You would think that it would be hard to impress anyone who has been on 743 different roller coasters.
Yet, Carol and Scott Holmes were still pumped to take the two-minute ride on the Great American Scream Machine at Six Flags Over Georgia. The reason was simple — on this trip, they would be facing backward.
“It gives you a different perspective,” said Scott Holmes, who along with his wife, writes for NewsPlusNotes.com, which covers the amusement park industry. “When you’re riding backward, you see where you have been instead of where you’re going. It’s a lot of fun.
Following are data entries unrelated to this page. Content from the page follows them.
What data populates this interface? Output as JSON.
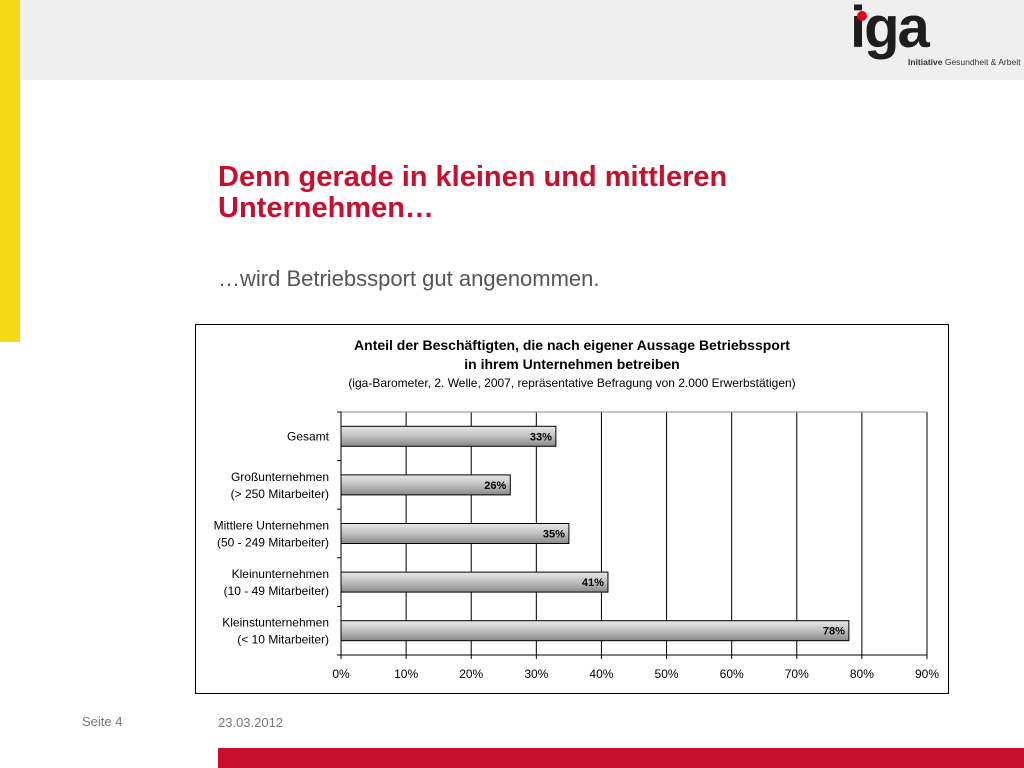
{
  "brand": {
    "logo_text": "iga",
    "tagline_bold": "Initiative",
    "tagline_rest": " Gesundheit & Arbeit",
    "accent": "#c8102e",
    "stripe": "#f5d915"
  },
  "slide": {
    "title": "Denn gerade in kleinen und mittleren Unternehmen…",
    "subtitle": "…wird Betriebssport gut angenommen."
  },
  "chart_data": {
    "type": "bar",
    "orientation": "horizontal",
    "title_line1": "Anteil der Beschäftigten, die nach eigener Aussage Betriebssport",
    "title_line2": "in ihrem Unternehmen betreiben",
    "subtitle": "(iga-Barometer, 2. Welle, 2007, repräsentative Befragung von 2.000 Erwerbstätigen)",
    "categories": [
      [
        "Gesamt"
      ],
      [
        "Großunternehmen",
        "(> 250 Mitarbeiter)"
      ],
      [
        "Mittlere Unternehmen",
        "(50 - 249 Mitarbeiter)"
      ],
      [
        "Kleinunternehmen",
        "(10 - 49 Mitarbeiter)"
      ],
      [
        "Kleinstunternehmen",
        "(< 10 Mitarbeiter)"
      ]
    ],
    "values": [
      33,
      26,
      35,
      41,
      78
    ],
    "data_labels": [
      "33%",
      "26%",
      "35%",
      "41%",
      "78%"
    ],
    "x_ticks": [
      "0%",
      "10%",
      "20%",
      "30%",
      "40%",
      "50%",
      "60%",
      "70%",
      "80%",
      "90%"
    ],
    "xlim": [
      0,
      90
    ],
    "grid": "vertical"
  },
  "footer": {
    "page": "Seite 4",
    "date": "23.03.2012"
  }
}
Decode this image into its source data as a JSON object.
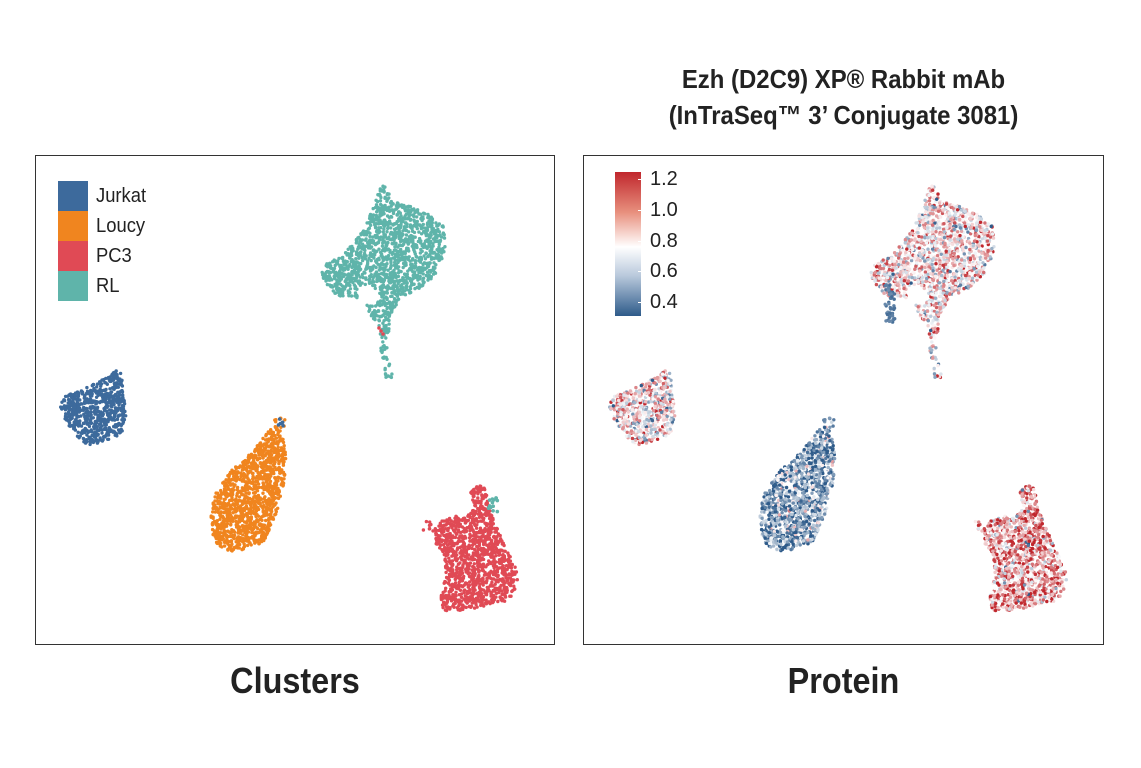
{
  "chart_data": [
    {
      "type": "scatter",
      "title": "Clusters",
      "xlabel": "",
      "ylabel": "",
      "color_by": "cluster",
      "legend_position": "top-left",
      "legend": [
        {
          "name": "Jurkat",
          "color": "#3d6a9c"
        },
        {
          "name": "Loucy",
          "color": "#f0851f"
        },
        {
          "name": "PC3",
          "color": "#e04a55"
        },
        {
          "name": "RL",
          "color": "#5fb4aa"
        }
      ],
      "series": [
        {
          "name": "RL",
          "color": "#5fb4aa",
          "region": "top-center"
        },
        {
          "name": "Jurkat",
          "color": "#3d6a9c",
          "region": "middle-left"
        },
        {
          "name": "Loucy",
          "color": "#f0851f",
          "region": "center"
        },
        {
          "name": "PC3",
          "color": "#e04a55",
          "region": "bottom-right"
        }
      ]
    },
    {
      "type": "scatter",
      "title": "Protein",
      "subtitle_lines": [
        "Ezh (D2C9) XP® Rabbit mAb",
        "(InTraSeq™ 3’ Conjugate 3081)"
      ],
      "xlabel": "",
      "ylabel": "",
      "color_by": "protein expression",
      "colorbar": {
        "position": "top-left",
        "range": [
          0.3,
          1.25
        ],
        "ticks": [
          "1.2",
          "1.0",
          "0.8",
          "0.6",
          "0.4"
        ],
        "tick_values": [
          1.2,
          1.0,
          0.8,
          0.6,
          0.4
        ],
        "low_color": "#2e5b8a",
        "mid_color": "#ffffff",
        "high_color": "#c0272d"
      },
      "cluster_mean_expression": {
        "RL": 0.85,
        "Jurkat": 0.85,
        "Loucy": 0.5,
        "PC3": 1.0
      }
    }
  ],
  "captions": {
    "left": "Clusters",
    "right": "Protein"
  },
  "right_title": {
    "line1": "Ezh (D2C9) XP® Rabbit mAb",
    "line2": "(InTraSeq™ 3’ Conjugate 3081)"
  },
  "legend": {
    "items": [
      {
        "label": "Jurkat",
        "color": "#3d6a9c"
      },
      {
        "label": "Loucy",
        "color": "#f0851f"
      },
      {
        "label": "PC3",
        "color": "#e04a55"
      },
      {
        "label": "RL",
        "color": "#5fb4aa"
      }
    ]
  },
  "colorbar": {
    "ticks": [
      "1.2",
      "1.0",
      "0.8",
      "0.6",
      "0.4"
    ]
  },
  "colors": {
    "border": "#333333",
    "text": "#222222"
  }
}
It makes it fresh. When you’re going up the lift hill, you don’t know when you’ll hit the top.”
Until you do. Then, there’s that drop.
Related: Here’s a peek at Twisted Cyclone
The Holmeses, who live in Marion, Ind., are roller coaster enthusiasts. They live to ride.
On Wednesday, the two visited Six Flags Over Georgia for a special media day to ride the wooden Scream Machine, which opened in 1973.
At the time, it was considered part of the 1970s roller coaster renaissance. It helped put Six Flags Over Georgia on the list of must-see parks.
In 1974, the Guinness Book of World Records recognized it as the world’s tallest and longest roller coaster, at 105 feet tall and 3,800 feet of track.
Carol Holmes said going backward adds a new vantage point to see the rest of the Austell park and surrounding community.
Gene Petriello, a spokesman for Six Flags Over Georgia, Hurricane Harbor and Six Flags White Water, said the ride will go with riders facing backward for the foreseeable future.
In the 1990s, it went backward. “It was very popular, so we decided to bring it back this year,” he said.
Last year, more than 550,000 people rode the Scream Machine. That number includes people who rode it more than once.
“It’s a popular ride for sure,” he said.
Here’s what you get:
An unsuspecting drop down nearly 10 stories backward.
Speeds of 57 mph around tight curves backward.
More than 3,800 feet of track racing along the banks of the Chattahoochee River backward.
The park is also gearing up for a new ride that opens in May — the Twisted Cyclone.
The Twisted Cyclone is replacing the wooden, weathered skeleton of what was once the Georgia Cyclone, which opened in 1990.
The Twisted Cyclone, which will be made of wood and steel, is expected to open this Memorial Day weekend. The bright-blue steel track will provide for a smoother, sturdier and more thrilling ride experience.